If we think of the genome as the cellular genetic manual, then the “epigenome” essentially tells the cell how to read the manual—a secondary level of genetic modification that does not affect the structure of genes, but determines when and where they will be expressed. As with the mutations that can occur in our genetic structure, epigenetic abnormalities can also drive the development of cancer. However, unlike genetic mutations, epigenetic changes are reversible, and as such, drugs that restore the epigenetic balance represent exciting potential therapeutic targets for cancer.

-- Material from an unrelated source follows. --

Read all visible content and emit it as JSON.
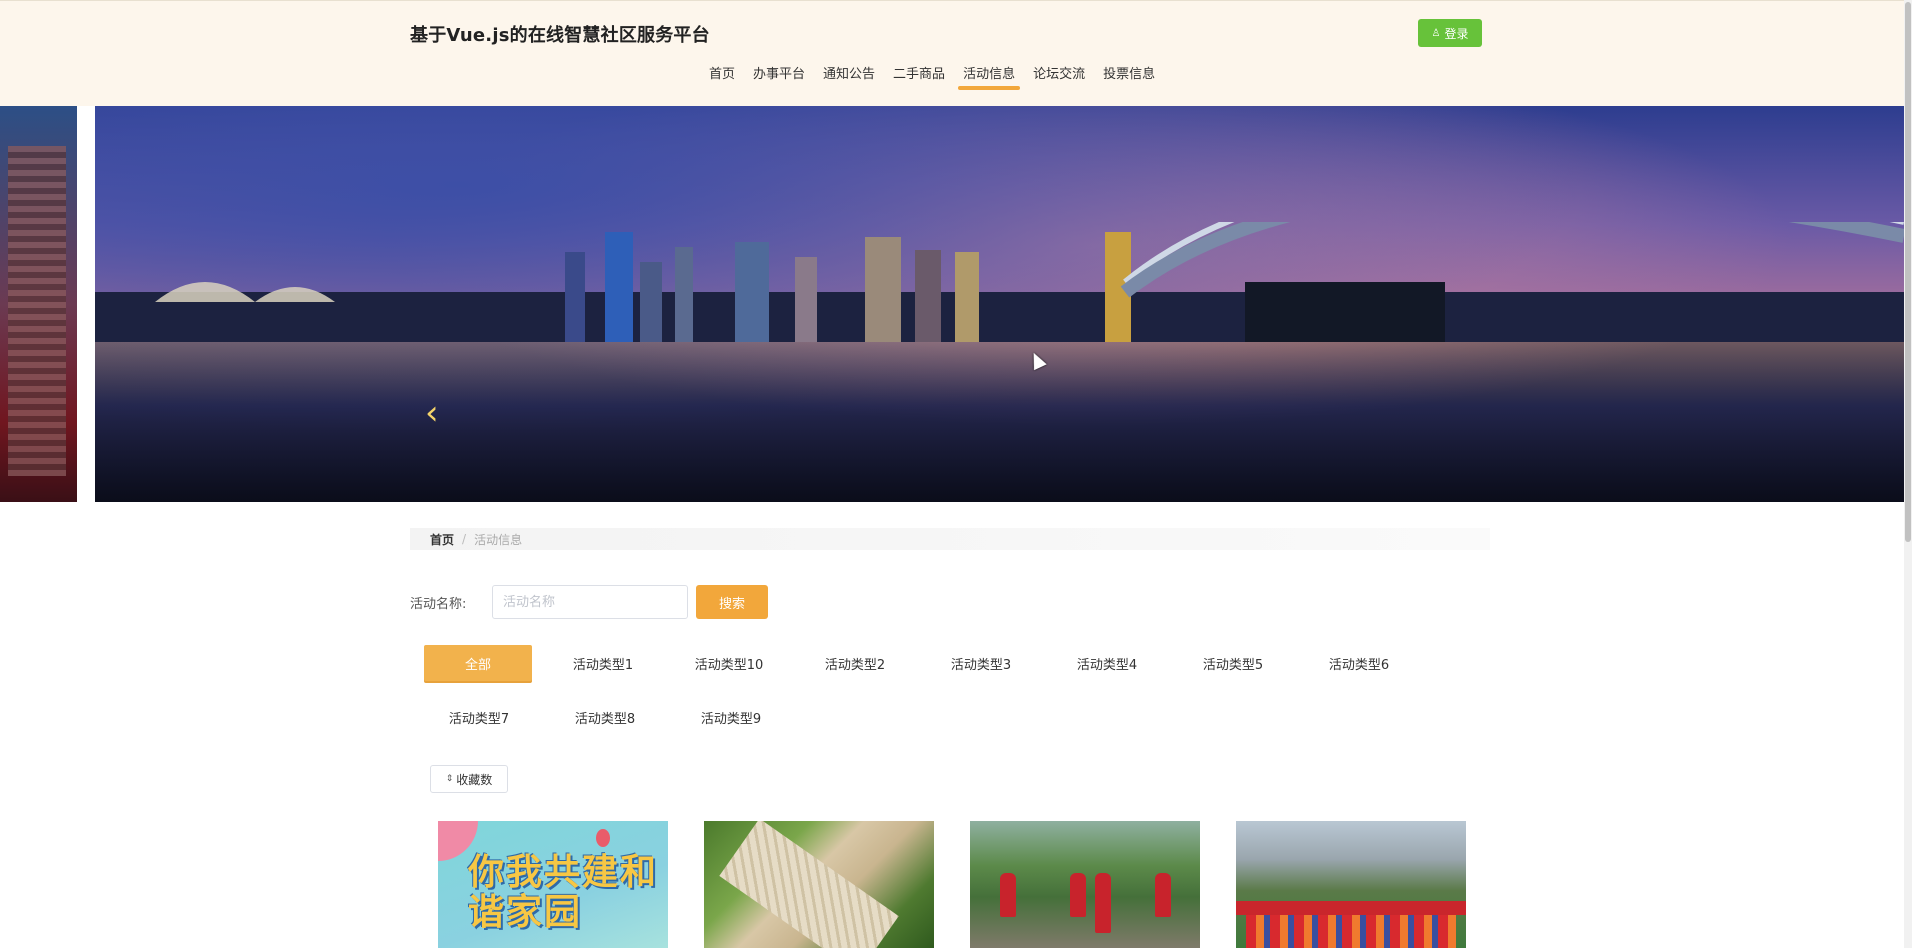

Several epigenetic therapies are already approved by the FDA, and many more are in the preclinical investigation and clinical trial phases. More than 100 agents are in various stages of development, and the field of epigenetics holds exciting implications for cancer detection, treatment, and prognosis.
Ac indicates acetylation; CpG, cytosine base precedes guanine; Me, methylation.

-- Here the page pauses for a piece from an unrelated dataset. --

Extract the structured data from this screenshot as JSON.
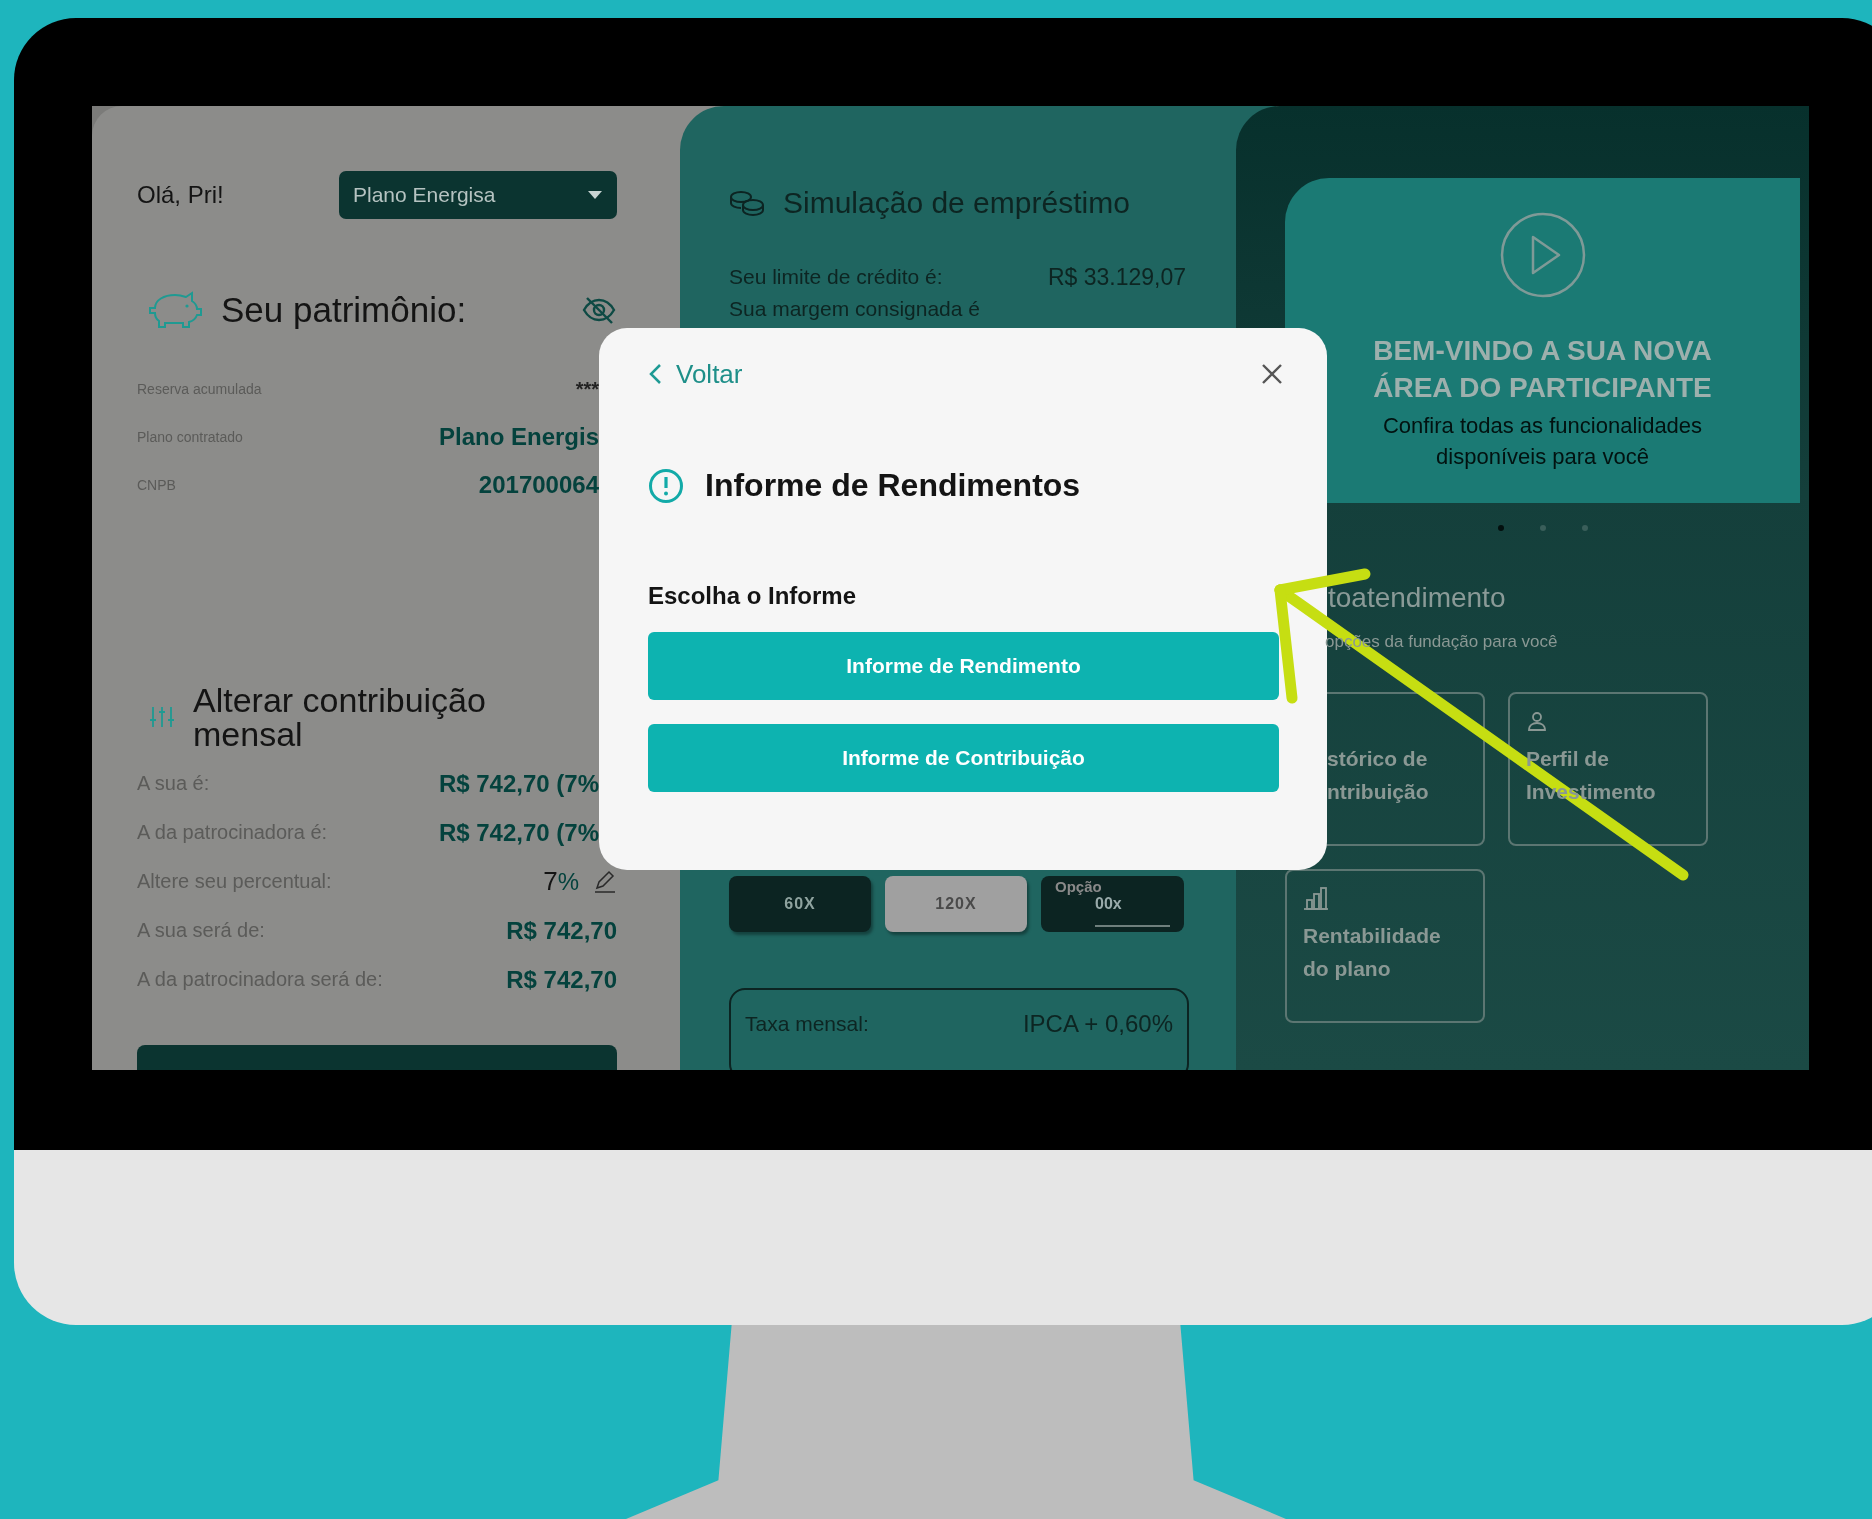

A universal definition of epigenetics remains somewhat elusive, but essentially it describes a second layer (literally, epi means “upon or over”) of regulation that acts upon the genome and directs the spatial and temporal expression of genes.
In cells that are not dividing, the DNA that makes up our genome is packaged into a condensed structure called chromatin (in dividing cells the DNA forms chromosomes). Chromatin is composed of nucleosomes, stretches of DNA wrapped around histone proteins to make a “bead on a string” structure known as euchromatin, which is relatively open and contains most of the active genes. The chromatin can be further condensed, with multiple histones wrapped into a nucleosome array, a form known as heterochromatin, which is typically closed off and contains inactive genes.
Both the DNA and the histone proteins that make up chromatin can be modified by the attachment of chemical groups, and it is these modifications that form the essence of epigenetics, as they fundamentally alter the organization and function of the chromatin and govern which genes are expressed. Among the chemical modifications that occur are the addition or removal of acetyl groups (acetylation/deacetylation), methyl groups (methylation/demethylation), phosphate groups (phosphorylation/dephosphorylation), and ubiquitin molecules (ubiquitination/deubiquitination). The two most often observed are DNA methylation and histone modifications (particularly histone acetylation).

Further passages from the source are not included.